AN ANALYTIC STUDY OF DISSOLVED OXYGEN DEPENDENCY ON TEMPERATURE AND POLLUTANT CONCENTRATION IN A RIVER

Abstract

In this study, we develop a mathematical model of describing how the concentration of oxygen is affected by temperature variations and the pollutant concentration in a river. This is achieved by formulating a set of advection-diffusion reaction partial differential equations governing concentration of pollutant and the concentration of dissolved oxygen. We derive a pair of coupled advection diffusion equations that describe the dynamics of river pollution using conservation of mass laws. Analytical solutions are obtained using an asymptotic method.

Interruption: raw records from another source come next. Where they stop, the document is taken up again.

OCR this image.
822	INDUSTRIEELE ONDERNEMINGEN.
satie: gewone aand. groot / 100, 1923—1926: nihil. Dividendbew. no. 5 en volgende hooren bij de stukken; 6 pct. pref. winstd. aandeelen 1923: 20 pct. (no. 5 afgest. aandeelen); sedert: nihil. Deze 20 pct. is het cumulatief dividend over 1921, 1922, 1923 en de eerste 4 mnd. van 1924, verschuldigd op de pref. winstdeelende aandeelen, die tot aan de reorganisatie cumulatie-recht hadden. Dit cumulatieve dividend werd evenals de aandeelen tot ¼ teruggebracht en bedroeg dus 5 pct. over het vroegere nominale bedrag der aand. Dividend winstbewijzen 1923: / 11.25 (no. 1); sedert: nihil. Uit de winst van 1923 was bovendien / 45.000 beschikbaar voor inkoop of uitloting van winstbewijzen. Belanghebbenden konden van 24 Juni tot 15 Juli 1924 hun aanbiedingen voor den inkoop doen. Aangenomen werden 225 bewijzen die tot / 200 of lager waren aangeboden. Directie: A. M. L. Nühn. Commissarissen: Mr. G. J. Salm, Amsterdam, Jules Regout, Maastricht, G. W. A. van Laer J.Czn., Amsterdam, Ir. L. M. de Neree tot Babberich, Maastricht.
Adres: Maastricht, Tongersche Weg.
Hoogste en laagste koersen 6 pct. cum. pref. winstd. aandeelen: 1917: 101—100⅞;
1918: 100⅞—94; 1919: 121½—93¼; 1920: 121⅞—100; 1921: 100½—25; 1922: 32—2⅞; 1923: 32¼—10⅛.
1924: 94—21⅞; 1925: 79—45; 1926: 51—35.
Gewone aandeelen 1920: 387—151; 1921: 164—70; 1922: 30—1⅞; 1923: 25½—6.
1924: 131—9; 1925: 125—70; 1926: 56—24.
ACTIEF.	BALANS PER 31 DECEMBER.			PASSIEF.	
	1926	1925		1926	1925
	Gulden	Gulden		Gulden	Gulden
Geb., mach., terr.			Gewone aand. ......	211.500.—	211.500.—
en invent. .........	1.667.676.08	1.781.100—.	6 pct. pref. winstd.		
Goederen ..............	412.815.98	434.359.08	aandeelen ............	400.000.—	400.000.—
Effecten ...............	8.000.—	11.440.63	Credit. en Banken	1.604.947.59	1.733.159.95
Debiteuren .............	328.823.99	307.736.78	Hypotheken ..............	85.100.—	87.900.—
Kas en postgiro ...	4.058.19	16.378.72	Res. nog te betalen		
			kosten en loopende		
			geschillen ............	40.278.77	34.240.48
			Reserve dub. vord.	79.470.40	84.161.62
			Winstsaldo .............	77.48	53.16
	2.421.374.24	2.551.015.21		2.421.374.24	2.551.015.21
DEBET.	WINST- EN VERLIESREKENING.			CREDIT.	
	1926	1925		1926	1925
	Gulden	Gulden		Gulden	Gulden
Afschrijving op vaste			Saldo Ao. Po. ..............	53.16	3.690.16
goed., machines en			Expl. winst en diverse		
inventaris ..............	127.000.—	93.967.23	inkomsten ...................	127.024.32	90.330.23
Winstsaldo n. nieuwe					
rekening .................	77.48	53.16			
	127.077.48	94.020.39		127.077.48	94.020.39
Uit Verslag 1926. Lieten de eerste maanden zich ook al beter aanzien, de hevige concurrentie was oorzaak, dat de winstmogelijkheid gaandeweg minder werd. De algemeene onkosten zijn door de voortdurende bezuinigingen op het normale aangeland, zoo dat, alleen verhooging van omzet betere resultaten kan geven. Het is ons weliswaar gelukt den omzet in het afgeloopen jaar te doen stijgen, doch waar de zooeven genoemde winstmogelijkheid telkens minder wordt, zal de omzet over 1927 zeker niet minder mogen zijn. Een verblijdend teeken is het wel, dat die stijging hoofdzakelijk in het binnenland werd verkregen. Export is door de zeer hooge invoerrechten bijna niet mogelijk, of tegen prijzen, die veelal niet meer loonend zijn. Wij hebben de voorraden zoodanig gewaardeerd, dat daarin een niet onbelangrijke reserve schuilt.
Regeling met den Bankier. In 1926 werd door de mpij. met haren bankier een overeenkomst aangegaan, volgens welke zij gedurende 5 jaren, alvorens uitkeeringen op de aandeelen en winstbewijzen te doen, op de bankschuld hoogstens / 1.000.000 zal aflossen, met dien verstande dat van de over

From the model, both concentration of dissolved oxygen and pollutant are obtained without and with the dispersion coefficient. Since temperature plays a crucial role in determining the amount of oxygen which enters in the water, its effects on the dissolved oxygen is studied. Simulation of the model is performed using Matlab. From the analysis of the model, it is observed that, when a river is highly polluted, a slight change in temperature leads to catastrophe and there is a temperature beyond which a river becomes ecologically dead. From the numerical simulations, we observe that, when there is high temperature, oxygen levels depletes rendering the river incapable of supporting aquatic life. From the analysis, setting up adaptive strategies to address extreme temperature fluctuations, their effects and reducing river pollution will help in protecting aquatic life and improving water quality.